Long road to recovery
Further complicating recovery, people with anorexia may recognize the need for others with the disease to undergo involuntary treatment, while denying that their own condition is that severe.
“Nicole fought everything,” said Schlesinger. “She didn’t think there was anything wrong.”
She was also in a premed program at university, so “she felt she knew how far she could push this illness,” said Schlesinger. “Unfortunately, it turned out the opposite way.”
Because a person’s reasoning is only impaired in this one specific area, it can make it more difficult for judges to rule in favor of treatment against the person’s wishes.
Some people with anorexia will voluntarily seek treatment on their own — or at the urging of their family. But they may avoid any treatments that involve restoring their weight or changing the amount or types of food they eat.
Without these treatments, success is unlikely.
“It’s not enough to just gain weight, but without that you’re not making any progress in treatment, no matter how much insight you have,” said Guarda.
She compares it to trying to stop drinking alcohol just by understanding why you first began binge drinking in college.
In addition, the conditions that keep an eating disorder going may not be the ones that led to someone restricting their food intake in the first place.
There are also many factors that may contribute to eating disorders, including family distress, sexual abuse, history of dieting, and a preoccupation with having a thin body.
Even participating in weight-obsessed activities — like ballet or gymnastics — can be a trigger for people who carry the genetic “load” for an eating disorder.
Although the lack of food intake is one of the most noticeable outward signs of anorexia, this condition is more than just a problem of nutrition.
“Other people don’t understand that it’s not just about the food,” said Schlesinger. “Actually, it’s not about the food at all.

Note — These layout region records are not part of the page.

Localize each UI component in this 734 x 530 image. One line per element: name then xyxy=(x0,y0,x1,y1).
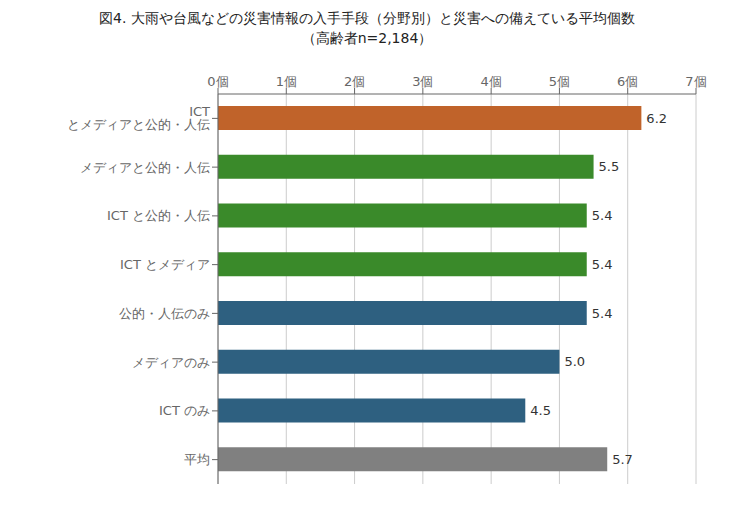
svg-text:0個: 0個 xyxy=(207,74,228,89)
svg-text:メディアのみ: メディアのみ xyxy=(132,355,210,370)
svg-text:4.5: 4.5 xyxy=(530,403,551,418)
svg-text:5.7: 5.7 xyxy=(612,452,633,467)
svg-text:ICTとメディアと公的・人伝: ICTとメディアと公的・人伝 xyxy=(67,104,210,132)
svg-text:5.4: 5.4 xyxy=(592,306,613,321)
svg-text:5.4: 5.4 xyxy=(592,208,613,223)
svg-text:メディアと公的・人伝: メディアと公的・人伝 xyxy=(80,160,210,175)
svg-text:公的・人伝のみ: 公的・人伝のみ xyxy=(119,306,210,321)
svg-text:7個: 7個 xyxy=(685,74,706,89)
html-text:（高齢者n=2,184）: （高齢者n=2,184） xyxy=(301,30,433,46)
svg-text:1個: 1個 xyxy=(276,74,297,89)
svg-text:2個: 2個 xyxy=(344,74,365,89)
svg-text:5個: 5個 xyxy=(549,74,570,89)
svg-text:ICT のみ: ICT のみ xyxy=(159,403,210,418)
svg-text:5.4: 5.4 xyxy=(592,257,613,272)
svg-text:4個: 4個 xyxy=(481,74,502,89)
svg-text:平均: 平均 xyxy=(184,452,210,467)
svg-text:5.0: 5.0 xyxy=(564,354,585,369)
svg-text:6.2: 6.2 xyxy=(646,111,667,126)
html-text:図4. 大雨や台風などの災害情報の入手手段（分野別）と災害へ: 図4. 大雨や台風などの災害情報の入手手段（分野別）と災害への備えている平均個数 xyxy=(99,10,635,26)
svg-text:3個: 3個 xyxy=(412,74,433,89)
svg-text:ICT と公的・人伝: ICT と公的・人伝 xyxy=(107,208,210,223)
svg-text:5.5: 5.5 xyxy=(599,159,620,174)
svg-text:ICT とメディア: ICT とメディア xyxy=(120,257,210,272)
svg-text:6個: 6個 xyxy=(617,74,638,89)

It’s a mental illness. People do not see it that way.”
Restoring nutrition can get people with anorexia part way to recovery, but the road is a long one.
“After renourishment, if a patient doesn’t participate in psychotherapy or follow-up outpatient care, they often lose the weight again,” said Luce. “That’s when you start seeing repetitive inpatient stays.”
Schlesinger said Nicole was hospitalized around eight times. During her last treatment, her feeding tube became infected. It had to be taken out.
She ended up leaving the treatment center. There wasn’t anything Schlesinger could do about it.
Schlesinger describes her daughter’s death as many other parents do — as “devastating.” But she’s also thankful that she was able to see her daughter marry and have a child.
Other mothers of children with eating disorders aren’t as fortunate.
Much has changed since Schlesinger’s daughter was first hospitalized for anorexia.
There were no support groups. And few resources, like the Mothers Against Eating Disorders group, to help parents educate themselves.
At the time, Schlesinger didn’t even know enough about eating disorders to consider requesting guardianship.
While parents now have more ways to help their children recover, this one legal option is sometimes the best choice.
“You have to do everything and anything to try to save your child,” said Schlesinger. “Even if it means getting a conservatorship to make sure that they get the proper treatment.”